The report was launched in Accra Tuesday by the United Nations and the National Development Planning Commission.

The Director General of the NDPC Dr Nii Moi Thompson said the situation did not improve even in 2015.

“Analysis from the 2015 report has shown that despite the real progress made the most vulnerable people, the poorest of the poor and other disadvantaged groups have recorded limited progress.

“Disparities in progress between urban and rural areas remain a constant worry that much continues to be done to command the attention of policy makers,” he said.

Even though poverty has reduced in the urban areas, there is also an increase in inequality, the 2015 report indicated.

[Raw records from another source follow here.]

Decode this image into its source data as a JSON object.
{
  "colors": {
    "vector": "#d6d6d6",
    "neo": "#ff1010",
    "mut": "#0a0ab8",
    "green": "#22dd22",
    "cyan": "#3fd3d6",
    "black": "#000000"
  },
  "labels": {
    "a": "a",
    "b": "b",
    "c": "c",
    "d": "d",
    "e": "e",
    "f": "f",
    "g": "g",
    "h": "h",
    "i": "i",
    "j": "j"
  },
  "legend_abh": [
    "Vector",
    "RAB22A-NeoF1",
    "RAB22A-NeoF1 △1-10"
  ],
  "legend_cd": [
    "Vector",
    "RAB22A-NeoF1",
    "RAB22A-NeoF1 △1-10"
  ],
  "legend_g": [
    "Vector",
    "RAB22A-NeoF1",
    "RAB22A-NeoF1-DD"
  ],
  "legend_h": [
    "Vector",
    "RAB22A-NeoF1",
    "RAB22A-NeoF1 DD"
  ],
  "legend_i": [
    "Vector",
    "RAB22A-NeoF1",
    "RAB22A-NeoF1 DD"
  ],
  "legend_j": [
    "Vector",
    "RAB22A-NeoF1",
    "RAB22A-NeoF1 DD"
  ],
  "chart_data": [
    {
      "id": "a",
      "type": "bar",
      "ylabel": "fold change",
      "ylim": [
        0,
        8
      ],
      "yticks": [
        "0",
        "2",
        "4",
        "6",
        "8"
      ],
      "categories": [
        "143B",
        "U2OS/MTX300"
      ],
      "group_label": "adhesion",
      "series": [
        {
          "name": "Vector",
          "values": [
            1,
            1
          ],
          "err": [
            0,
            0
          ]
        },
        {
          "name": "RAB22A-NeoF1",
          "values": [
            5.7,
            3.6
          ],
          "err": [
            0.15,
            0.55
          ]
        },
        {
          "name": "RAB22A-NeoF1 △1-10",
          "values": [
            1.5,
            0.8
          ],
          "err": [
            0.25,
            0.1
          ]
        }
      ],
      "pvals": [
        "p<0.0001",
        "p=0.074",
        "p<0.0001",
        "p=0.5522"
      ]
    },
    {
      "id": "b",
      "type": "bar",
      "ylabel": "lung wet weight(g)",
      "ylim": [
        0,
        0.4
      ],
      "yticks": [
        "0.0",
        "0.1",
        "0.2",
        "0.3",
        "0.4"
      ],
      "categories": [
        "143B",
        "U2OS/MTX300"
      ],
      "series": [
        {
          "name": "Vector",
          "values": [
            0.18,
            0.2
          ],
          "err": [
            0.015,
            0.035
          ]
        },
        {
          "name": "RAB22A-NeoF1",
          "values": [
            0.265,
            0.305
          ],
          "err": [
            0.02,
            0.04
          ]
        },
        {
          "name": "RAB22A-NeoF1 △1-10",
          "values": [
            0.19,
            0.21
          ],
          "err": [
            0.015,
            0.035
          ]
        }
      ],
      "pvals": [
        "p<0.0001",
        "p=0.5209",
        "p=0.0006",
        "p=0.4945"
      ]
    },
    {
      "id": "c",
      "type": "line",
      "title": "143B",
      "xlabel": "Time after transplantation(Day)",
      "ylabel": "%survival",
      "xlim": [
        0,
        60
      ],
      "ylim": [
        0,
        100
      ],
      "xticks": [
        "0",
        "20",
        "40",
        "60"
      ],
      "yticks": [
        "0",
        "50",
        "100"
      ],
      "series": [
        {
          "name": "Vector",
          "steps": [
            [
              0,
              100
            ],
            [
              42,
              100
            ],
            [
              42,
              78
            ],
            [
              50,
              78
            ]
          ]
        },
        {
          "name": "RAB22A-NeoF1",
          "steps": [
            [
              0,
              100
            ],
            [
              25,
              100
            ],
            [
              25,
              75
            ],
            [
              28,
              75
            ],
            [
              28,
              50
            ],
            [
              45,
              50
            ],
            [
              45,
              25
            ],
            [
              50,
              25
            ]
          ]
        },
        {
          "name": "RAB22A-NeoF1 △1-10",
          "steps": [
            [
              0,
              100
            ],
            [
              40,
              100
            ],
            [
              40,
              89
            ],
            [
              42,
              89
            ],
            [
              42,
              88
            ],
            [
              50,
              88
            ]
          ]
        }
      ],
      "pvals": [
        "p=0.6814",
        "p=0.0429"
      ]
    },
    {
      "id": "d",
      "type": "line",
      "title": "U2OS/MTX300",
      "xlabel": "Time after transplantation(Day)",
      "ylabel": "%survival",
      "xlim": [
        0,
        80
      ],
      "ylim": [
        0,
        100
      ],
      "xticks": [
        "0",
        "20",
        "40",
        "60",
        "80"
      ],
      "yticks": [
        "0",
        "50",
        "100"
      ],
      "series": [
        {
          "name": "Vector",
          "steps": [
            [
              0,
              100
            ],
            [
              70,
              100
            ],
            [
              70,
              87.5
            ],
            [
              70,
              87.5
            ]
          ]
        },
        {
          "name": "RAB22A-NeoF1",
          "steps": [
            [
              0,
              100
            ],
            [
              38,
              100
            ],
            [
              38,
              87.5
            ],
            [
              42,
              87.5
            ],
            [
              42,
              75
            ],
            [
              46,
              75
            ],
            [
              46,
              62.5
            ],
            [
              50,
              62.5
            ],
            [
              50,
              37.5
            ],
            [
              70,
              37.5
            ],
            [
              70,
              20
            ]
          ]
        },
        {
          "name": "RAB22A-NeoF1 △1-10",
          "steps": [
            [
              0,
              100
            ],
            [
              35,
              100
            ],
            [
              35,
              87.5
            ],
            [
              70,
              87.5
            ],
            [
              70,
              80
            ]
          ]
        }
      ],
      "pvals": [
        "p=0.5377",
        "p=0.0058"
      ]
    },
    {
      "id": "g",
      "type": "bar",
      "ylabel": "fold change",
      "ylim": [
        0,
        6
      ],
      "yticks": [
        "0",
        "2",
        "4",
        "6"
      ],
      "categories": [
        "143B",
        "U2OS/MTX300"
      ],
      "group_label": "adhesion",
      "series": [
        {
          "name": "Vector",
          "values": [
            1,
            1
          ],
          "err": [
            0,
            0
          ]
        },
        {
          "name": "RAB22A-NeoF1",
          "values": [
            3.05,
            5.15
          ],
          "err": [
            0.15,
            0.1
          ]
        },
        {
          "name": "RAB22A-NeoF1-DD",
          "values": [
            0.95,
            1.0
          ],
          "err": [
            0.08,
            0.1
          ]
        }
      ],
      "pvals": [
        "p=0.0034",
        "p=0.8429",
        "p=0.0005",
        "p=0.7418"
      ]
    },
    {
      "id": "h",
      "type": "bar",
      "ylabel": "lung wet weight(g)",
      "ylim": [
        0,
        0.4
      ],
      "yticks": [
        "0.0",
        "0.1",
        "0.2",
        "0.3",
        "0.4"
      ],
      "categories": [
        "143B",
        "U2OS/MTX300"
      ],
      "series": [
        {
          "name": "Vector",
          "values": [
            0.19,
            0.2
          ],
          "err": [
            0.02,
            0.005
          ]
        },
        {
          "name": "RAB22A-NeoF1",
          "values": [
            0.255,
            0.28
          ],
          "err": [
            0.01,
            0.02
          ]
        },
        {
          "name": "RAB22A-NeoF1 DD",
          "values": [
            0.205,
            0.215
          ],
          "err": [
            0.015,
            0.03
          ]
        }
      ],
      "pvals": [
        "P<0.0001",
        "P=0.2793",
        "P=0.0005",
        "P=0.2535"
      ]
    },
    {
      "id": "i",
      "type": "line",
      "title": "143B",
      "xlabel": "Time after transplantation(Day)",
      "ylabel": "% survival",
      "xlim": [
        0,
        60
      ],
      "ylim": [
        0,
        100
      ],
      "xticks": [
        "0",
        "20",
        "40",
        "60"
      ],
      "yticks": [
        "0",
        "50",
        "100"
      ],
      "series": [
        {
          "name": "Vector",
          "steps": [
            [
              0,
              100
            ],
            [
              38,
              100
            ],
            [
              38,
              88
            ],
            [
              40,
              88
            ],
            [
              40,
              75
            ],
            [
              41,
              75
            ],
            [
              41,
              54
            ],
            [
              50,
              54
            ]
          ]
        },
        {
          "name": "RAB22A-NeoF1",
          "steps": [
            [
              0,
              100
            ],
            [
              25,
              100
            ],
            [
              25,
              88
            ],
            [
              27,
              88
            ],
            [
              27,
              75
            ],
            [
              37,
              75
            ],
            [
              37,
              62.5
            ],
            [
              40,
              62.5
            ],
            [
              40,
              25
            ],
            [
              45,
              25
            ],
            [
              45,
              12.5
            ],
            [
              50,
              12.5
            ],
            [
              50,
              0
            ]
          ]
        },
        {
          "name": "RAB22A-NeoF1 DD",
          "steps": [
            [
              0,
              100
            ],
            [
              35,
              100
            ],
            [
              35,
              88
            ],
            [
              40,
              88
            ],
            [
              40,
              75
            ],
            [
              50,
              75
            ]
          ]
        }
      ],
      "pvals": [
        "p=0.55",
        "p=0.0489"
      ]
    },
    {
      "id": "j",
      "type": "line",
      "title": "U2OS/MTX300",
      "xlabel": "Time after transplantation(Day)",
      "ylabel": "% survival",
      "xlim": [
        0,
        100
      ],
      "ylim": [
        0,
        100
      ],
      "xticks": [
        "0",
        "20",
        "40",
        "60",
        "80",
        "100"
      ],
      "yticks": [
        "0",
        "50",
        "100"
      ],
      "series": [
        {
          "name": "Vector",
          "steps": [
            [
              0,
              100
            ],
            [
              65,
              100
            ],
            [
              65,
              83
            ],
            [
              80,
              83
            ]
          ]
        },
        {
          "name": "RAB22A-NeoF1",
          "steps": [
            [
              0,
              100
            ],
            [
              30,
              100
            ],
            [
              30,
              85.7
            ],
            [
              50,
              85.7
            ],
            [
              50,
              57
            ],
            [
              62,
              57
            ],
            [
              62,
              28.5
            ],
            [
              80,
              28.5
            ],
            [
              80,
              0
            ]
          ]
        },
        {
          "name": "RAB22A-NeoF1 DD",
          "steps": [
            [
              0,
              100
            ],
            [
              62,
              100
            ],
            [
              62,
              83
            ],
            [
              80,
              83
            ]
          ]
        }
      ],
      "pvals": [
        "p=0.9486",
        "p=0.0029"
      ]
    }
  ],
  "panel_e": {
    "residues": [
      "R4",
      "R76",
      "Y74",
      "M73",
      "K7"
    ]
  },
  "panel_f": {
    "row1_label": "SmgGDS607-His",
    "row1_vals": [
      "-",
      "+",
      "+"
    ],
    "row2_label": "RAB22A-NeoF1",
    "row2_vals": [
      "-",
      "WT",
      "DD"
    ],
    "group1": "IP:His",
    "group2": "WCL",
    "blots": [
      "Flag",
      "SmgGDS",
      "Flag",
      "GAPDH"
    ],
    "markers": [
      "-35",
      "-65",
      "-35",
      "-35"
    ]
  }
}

Explaining the differences in poverty levels in the urban and rural areas, Dr Eric Asibey Yeboah who is with the Economics Department of the University of Ghana said the economy is growing but only limited people are benefitting.

“Explaining the increase in income inequalities also underscores the kind of economic growth, the quality of growth process; the distributional effect of the growth and the sources of this growth.

“Most of our growth is coming from the extractive sectors, oil, mining which is often capital intensive and has no linkage at all with the other sectors and unable to carry the majority of the people along when we are growing.”

Another Economist Dr William Baah Boateng, the author of the MDG report on Ghana who was also present at the launch, said seven regions have been able to achieve the poverty target as at 2013. However, the depth of poverty (people who are far away from crossing the poverty line) is becoming worse.

“Even though we have been able to attain the poverty incidence we still have a problem when it comes to the poverty gap,” he said.